As Kelsey points out, Obama underscored his efforts to remilitarize the Asia Pacific (and isolate China militarily) during a visit to Australia later that month. He chose this occasion to announce the US troop build-up in Australia, Singapore and the Philippines. Kelsey goes on to give numerous examples of overt China-bashing by US officials and corporate heads during the 2011 APEC summit. None of this was lost on Chinese representatives.
Why ASEAN Nations Prefer China as a Trading Partner
In Post-US World Born at Phnom Penh, David P Goldman (author of Why Civilizations Die and Why Islam is Dying Too), outlines why potential TPP members are flocking to sign up for the ASEAN (Association of Southeast Asian Nations)-initiated RCEP instead. First and foremost is declining US influence in Asia, in contrast to China’s rising importance. In 2002 China imported five times as much from Asia as from the US. Ten years later the value of Chinese imports from Asia is ten times the value of their US imports. Meanwhile Chinese exports to Asia have jumped 50% since 2007. Exports to the “moribund” US economy are virtually stagnant.
Why? As Goldman elaborates, with the decline of American manufacturing (US orders for manufactured goods are 38% below their 1999 peak), the US has stopped investing in the sort of high-tech, high-value-added industries providing the type of manufacturing Asia requires to build their industrial capacity.

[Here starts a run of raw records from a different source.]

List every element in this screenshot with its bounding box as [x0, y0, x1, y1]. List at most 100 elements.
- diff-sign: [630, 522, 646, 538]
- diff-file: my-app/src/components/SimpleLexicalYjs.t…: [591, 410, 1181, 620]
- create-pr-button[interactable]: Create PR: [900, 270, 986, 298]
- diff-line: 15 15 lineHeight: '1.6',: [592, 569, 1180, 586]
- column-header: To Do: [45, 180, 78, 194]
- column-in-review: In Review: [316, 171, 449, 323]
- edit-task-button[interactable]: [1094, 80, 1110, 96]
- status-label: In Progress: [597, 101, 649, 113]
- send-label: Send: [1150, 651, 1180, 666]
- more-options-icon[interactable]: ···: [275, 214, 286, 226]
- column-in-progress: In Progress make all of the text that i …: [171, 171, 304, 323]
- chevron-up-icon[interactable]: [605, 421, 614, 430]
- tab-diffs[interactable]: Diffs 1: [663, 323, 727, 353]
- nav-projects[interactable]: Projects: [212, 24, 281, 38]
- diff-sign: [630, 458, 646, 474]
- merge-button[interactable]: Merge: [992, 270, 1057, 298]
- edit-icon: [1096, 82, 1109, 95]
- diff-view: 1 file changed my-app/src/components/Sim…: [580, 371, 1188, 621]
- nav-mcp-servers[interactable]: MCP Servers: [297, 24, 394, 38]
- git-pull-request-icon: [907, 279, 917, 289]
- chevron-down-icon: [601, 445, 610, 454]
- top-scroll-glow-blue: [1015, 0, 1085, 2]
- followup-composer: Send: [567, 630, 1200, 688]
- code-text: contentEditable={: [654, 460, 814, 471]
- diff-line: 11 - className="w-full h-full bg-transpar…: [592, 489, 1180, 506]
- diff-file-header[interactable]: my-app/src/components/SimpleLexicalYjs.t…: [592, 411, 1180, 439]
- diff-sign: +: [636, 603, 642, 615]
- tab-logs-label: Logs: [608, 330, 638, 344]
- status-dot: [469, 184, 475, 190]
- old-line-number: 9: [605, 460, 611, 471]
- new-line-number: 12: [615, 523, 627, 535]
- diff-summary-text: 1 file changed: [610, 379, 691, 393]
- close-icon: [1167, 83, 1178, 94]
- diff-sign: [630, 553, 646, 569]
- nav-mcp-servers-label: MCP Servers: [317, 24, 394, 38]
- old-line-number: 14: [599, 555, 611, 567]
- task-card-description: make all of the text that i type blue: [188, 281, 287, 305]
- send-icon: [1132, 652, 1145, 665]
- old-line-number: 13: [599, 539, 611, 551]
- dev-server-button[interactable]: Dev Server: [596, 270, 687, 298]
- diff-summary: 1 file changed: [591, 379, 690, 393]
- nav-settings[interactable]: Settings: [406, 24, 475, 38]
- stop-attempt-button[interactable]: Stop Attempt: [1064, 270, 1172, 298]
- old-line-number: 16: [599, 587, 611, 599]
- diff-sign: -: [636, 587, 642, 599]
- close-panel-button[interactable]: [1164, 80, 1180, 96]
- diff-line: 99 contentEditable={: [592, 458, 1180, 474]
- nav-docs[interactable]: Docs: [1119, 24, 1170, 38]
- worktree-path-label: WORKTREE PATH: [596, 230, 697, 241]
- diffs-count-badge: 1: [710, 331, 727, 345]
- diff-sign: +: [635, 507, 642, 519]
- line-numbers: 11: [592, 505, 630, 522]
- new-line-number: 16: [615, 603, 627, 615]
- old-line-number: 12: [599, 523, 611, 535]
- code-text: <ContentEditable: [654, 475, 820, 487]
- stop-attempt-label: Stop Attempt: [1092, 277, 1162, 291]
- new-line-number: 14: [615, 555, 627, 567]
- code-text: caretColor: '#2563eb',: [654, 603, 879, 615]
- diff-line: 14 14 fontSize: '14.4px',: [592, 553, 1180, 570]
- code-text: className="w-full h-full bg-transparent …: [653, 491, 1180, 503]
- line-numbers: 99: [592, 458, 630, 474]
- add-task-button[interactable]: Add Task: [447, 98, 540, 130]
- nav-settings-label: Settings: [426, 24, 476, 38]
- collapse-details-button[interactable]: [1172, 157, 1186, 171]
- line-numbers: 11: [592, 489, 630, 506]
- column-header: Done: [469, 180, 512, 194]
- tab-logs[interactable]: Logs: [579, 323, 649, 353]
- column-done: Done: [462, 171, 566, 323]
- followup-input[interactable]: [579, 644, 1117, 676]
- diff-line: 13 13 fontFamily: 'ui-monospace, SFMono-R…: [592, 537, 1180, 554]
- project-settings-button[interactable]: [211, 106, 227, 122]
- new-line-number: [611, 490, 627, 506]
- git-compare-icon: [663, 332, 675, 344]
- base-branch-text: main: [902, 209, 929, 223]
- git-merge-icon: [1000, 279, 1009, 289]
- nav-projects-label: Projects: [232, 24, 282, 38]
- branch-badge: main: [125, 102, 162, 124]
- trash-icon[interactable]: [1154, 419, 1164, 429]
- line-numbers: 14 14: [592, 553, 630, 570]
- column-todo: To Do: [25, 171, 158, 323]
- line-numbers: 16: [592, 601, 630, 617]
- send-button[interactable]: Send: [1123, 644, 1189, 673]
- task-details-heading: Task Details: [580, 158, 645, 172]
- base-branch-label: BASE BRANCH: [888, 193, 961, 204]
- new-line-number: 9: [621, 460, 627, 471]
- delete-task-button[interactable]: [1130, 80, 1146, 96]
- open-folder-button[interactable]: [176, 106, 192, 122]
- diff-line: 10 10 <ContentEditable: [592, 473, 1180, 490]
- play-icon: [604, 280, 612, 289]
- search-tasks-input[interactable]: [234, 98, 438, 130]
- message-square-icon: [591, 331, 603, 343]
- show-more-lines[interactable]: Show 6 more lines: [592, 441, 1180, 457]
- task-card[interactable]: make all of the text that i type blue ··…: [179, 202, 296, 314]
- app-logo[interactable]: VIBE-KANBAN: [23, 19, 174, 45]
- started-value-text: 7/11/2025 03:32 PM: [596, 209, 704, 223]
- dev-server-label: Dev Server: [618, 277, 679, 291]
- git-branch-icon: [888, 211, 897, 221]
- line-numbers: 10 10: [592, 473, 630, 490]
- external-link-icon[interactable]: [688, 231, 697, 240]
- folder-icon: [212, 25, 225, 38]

It’s also of note that RCEP negotiators are putting special emphasis on “the spirit of openness” (potential partners aren’t obliged to keep the RECP negotiations secret from their citizens) and doesn’t limit the number of participants. Moreover the overall vision for RCEP (“trade in goods, trade in services, investment, economic and technical cooperation, intellectual property, competition, dispute settlement and other issues”) is less narrow and corporate-friendly. It’s also more committed than the pro-corporate TPP to honoring the UN’s Millennium Development Goals to end poverty in third world countries.
Will China Kill the TPP?
You can always hope. Given all the advantages of the RCEP for most Asian nations – and for Australia and New Zealand – it’s no surprise that the corporate media is keeping mum about ASEAN’s new and improved alternative to TPP. Australia and New Zealand, whose economies both depend heavily on the exports China buys from them, will definitely be at the table when RCEP negotiations start next year. Whether they continue to participate in US-led TPP negotiations remains to be seen. Despite the outcome of last week’s TPP talks in Auckland (which is classified, of course), I strongly suspect Obama’s secret negotiations to use TPP to undo fifty years of hard won labor, environmental and health and safety protections may be dead in the water.